В конце концов Кэйко решилась и после одного из собраний персонала попросила медсестер остаться.
— Некоторые из вас, — начала она, — имели возможность познакомиться с моей дочерью Мисако, когда она помогала ухаживать за больным священником, и теперь спрашивают о ней. Мне непросто говорить об этом, но во избежание лишних слухов я должна сообщить, что в личной жизни моей дочери произошли большие изменения. К несчастью, муж развелся с ней, чтобы вступить в брак с другой женщиной. Мисако пока живет и работает в Токио, но мы с доктором Итимурой хотим, чтобы она вернулась домой.
В комнате наступило гробовое молчание. Первой заговорила сестра, знакомая с Мисако лучше всего. Выразив общее сочувствие бедняжке, она закончила свою маленькую речь искренним комплиментом: «Из Мисако-сан получилась бы отличная медсестра». Собравшиеся встретили ее слова гулом одобрения.
— Может быть, — невольно улыбнулась Кэйко. — Мы все надеемся, что она вернется и будет помогать мне в клинике, но пока Мисако работает секретарем у своей подруги, хозяйки модного ателье в Токио. Кимура-сан пользуется большим успехом.
— Та самая модельерша из Сибаты? — ахнула одна из сестер.
Кэйко удивленно взглянула на нее.
— Да, из Сибаты… Должно быть, Кимура-сан еще более знаменита, чем я думала. Как вы о ней узнали?
— Прочитала, — сконфуженно пробормотала медсестра.
Стоявшая рядом подруга хихикнула, прикрыв рот ладонью.
Позже в тот же день медсестра зашла в контору и положила на стол Кэйко зачитанный номер газеты.
— Одна из пациенток забыла, — объяснила она, — а я прочитала и оставила на столике в комнате для посетителей. Думаю, вам стоит посмотреть…

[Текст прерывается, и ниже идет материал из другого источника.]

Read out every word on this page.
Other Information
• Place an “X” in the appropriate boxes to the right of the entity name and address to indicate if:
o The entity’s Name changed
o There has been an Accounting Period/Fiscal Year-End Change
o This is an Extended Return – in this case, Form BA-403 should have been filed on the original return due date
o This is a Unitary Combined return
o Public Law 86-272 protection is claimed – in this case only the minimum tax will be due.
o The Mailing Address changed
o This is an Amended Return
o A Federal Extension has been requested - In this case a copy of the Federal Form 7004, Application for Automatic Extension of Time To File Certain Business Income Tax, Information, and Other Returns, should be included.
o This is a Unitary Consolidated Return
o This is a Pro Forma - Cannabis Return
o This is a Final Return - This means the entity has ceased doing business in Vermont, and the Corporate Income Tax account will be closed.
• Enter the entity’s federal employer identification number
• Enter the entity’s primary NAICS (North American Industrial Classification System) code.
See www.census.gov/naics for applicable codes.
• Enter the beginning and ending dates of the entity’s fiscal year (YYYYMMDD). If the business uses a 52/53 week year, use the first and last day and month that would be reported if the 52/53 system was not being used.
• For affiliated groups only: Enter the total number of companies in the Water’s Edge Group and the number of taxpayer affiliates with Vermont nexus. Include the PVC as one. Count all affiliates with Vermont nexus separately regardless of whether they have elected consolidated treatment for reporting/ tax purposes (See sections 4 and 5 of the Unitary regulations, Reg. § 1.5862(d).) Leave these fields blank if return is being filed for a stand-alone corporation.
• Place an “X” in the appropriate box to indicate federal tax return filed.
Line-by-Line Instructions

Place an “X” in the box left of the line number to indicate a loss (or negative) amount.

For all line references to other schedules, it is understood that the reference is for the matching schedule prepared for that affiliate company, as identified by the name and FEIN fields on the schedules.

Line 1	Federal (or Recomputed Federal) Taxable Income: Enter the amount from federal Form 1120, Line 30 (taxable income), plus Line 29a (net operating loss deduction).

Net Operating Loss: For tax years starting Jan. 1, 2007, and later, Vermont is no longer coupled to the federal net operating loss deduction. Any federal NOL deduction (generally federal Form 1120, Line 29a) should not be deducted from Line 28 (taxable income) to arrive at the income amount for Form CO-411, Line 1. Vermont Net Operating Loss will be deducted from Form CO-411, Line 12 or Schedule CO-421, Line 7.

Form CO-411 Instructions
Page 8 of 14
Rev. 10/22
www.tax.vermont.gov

Кэйко вгляделась в статью и обмерла. Значит, все правда… Девица из ночного клуба — вот кто на самом деле любимая подруга и благодетельница ее дочери!
Медсестра снова заговорила, стараясь смягчить удар:
— Вы не очень расстраивайтесь, Кэйко-сан, таких грязных газетенок сейчас сколько угодно, и в них больше вранья, чем правды. Сатико-сан действительно очень известна в мире моды, а в ночном клубе она работала очень недолго, только чтобы не умереть с голоду. Эти журналисты из чего угодно готовы состряпать скандальчик.
Встав из-за стола, Кэйко поблагодарила сестру. Возможно, и в самом деле не стоит так переживать. Она сама хорошо помнила, что школьная подруга дочери происходила из очень бедной семьи. Тем же вечером статью прочитал доктор Итимура.
— Что будем делать? — вздохнув, спросила Кэйко.
— Ничего, — усмехнулся он. — Ты все никак не можешь смириться с тем, что Мисако уже давно взрослая.
— Взрослая или нет, она моя дочь, и я не могу за нее не беспокоиться!